French warplanes hit a town newly seized by Islamists in Mali as African troops yesterday prepared to join the offensive which has sent the jihadists fleeing from their northern strongholds.
France on Monday secured UN backing for its campaign launched four days earlier to halt a southward advance on the capital, Bamako, by Islamist fighters who have controlled northern Mali since April last year.
A contingent of 750 French troops has been sent to bolster Malian forces against the well-armed rebels. Defense sources say the force will eventually rise to 2,500.
Since the French air offensive was launched on Friday, the Islamists have fled three key towns under their control: Timbuktu, where residents have suffered some of worst abuses of the past 10 months, as well as Gao, also in the north, and Douentza in Mali’s center.
Though driven from their strongholds by French Rafale fighter jets, the Islamists struck back Monday in the government-held south, capturing the small town of Diabaly about 400km north of Bamako.
French planes hit Diabaly overnight, according to a security source who told reporters at least five Islamists were killed and many injured. A resident of a town some 20km from Diabaly told reporters he had seen armed Islamists fleeing after the strikes.

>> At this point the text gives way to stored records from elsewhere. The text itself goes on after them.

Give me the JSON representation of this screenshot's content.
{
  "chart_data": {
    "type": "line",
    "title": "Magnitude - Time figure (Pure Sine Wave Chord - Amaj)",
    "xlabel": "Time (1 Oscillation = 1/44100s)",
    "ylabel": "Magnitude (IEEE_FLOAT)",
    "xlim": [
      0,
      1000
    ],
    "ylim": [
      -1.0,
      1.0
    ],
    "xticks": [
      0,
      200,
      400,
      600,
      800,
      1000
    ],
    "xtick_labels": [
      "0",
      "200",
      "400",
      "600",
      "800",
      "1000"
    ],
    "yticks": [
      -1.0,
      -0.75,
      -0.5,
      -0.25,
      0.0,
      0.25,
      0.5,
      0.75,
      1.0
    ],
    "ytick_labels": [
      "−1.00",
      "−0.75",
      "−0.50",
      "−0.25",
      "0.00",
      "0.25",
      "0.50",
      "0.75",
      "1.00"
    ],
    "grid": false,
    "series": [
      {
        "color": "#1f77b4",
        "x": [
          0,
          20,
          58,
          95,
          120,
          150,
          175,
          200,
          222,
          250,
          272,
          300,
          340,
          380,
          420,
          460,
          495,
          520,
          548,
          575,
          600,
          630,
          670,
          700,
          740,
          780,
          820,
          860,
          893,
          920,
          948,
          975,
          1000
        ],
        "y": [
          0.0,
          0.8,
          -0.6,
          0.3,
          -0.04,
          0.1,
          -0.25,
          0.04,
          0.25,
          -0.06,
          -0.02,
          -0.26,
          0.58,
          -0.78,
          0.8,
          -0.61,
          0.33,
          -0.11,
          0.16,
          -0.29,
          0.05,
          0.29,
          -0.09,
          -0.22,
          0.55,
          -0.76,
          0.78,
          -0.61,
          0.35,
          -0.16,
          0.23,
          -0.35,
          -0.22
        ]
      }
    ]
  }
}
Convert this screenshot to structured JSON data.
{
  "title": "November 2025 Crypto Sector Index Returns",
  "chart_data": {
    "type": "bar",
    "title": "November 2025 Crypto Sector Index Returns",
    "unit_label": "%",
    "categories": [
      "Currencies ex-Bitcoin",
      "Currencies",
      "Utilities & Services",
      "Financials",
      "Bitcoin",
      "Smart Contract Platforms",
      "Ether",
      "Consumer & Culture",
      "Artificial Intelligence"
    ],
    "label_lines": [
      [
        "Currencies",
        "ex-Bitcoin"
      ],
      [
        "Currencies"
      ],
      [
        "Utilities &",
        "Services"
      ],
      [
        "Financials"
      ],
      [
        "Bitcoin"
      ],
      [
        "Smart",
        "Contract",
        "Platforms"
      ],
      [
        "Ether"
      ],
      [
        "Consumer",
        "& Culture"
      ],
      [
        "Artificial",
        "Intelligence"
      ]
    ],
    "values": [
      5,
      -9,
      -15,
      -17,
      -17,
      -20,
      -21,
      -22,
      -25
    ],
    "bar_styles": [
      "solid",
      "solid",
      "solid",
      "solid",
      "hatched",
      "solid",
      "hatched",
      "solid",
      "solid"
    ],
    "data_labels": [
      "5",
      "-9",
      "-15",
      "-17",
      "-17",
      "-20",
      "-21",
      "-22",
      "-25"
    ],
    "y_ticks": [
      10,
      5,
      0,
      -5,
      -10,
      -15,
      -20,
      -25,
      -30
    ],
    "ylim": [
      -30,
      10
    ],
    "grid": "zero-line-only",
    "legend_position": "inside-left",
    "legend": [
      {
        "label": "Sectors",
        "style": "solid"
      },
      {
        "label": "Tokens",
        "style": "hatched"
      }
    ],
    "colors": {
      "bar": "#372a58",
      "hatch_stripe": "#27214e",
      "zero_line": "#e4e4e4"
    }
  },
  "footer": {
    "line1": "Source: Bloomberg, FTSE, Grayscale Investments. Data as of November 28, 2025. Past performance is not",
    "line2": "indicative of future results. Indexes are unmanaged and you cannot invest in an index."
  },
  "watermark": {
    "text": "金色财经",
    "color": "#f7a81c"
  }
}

French President Francois Hollande, speaking from the French military base in Abu Dhabi, said the night’s strikes had “achieved their goal.”
France and other UN Security Council countries want to speed up the deployment of a UN-mandated, 3,300-strong west African intervention force in Mali, held up by disagreements among its contributors.
West African army chiefs were to meet in Bamako later yesterday to plan the deployment.
Nigeria, which will lead the force, plans to have 600 troops on the ground in Mali “before next week,” Nigerian President Goodluck Jonathan said.
Benin, Ghana, Niger, Senegal, Burkina Faso and Togo have also pledged troops.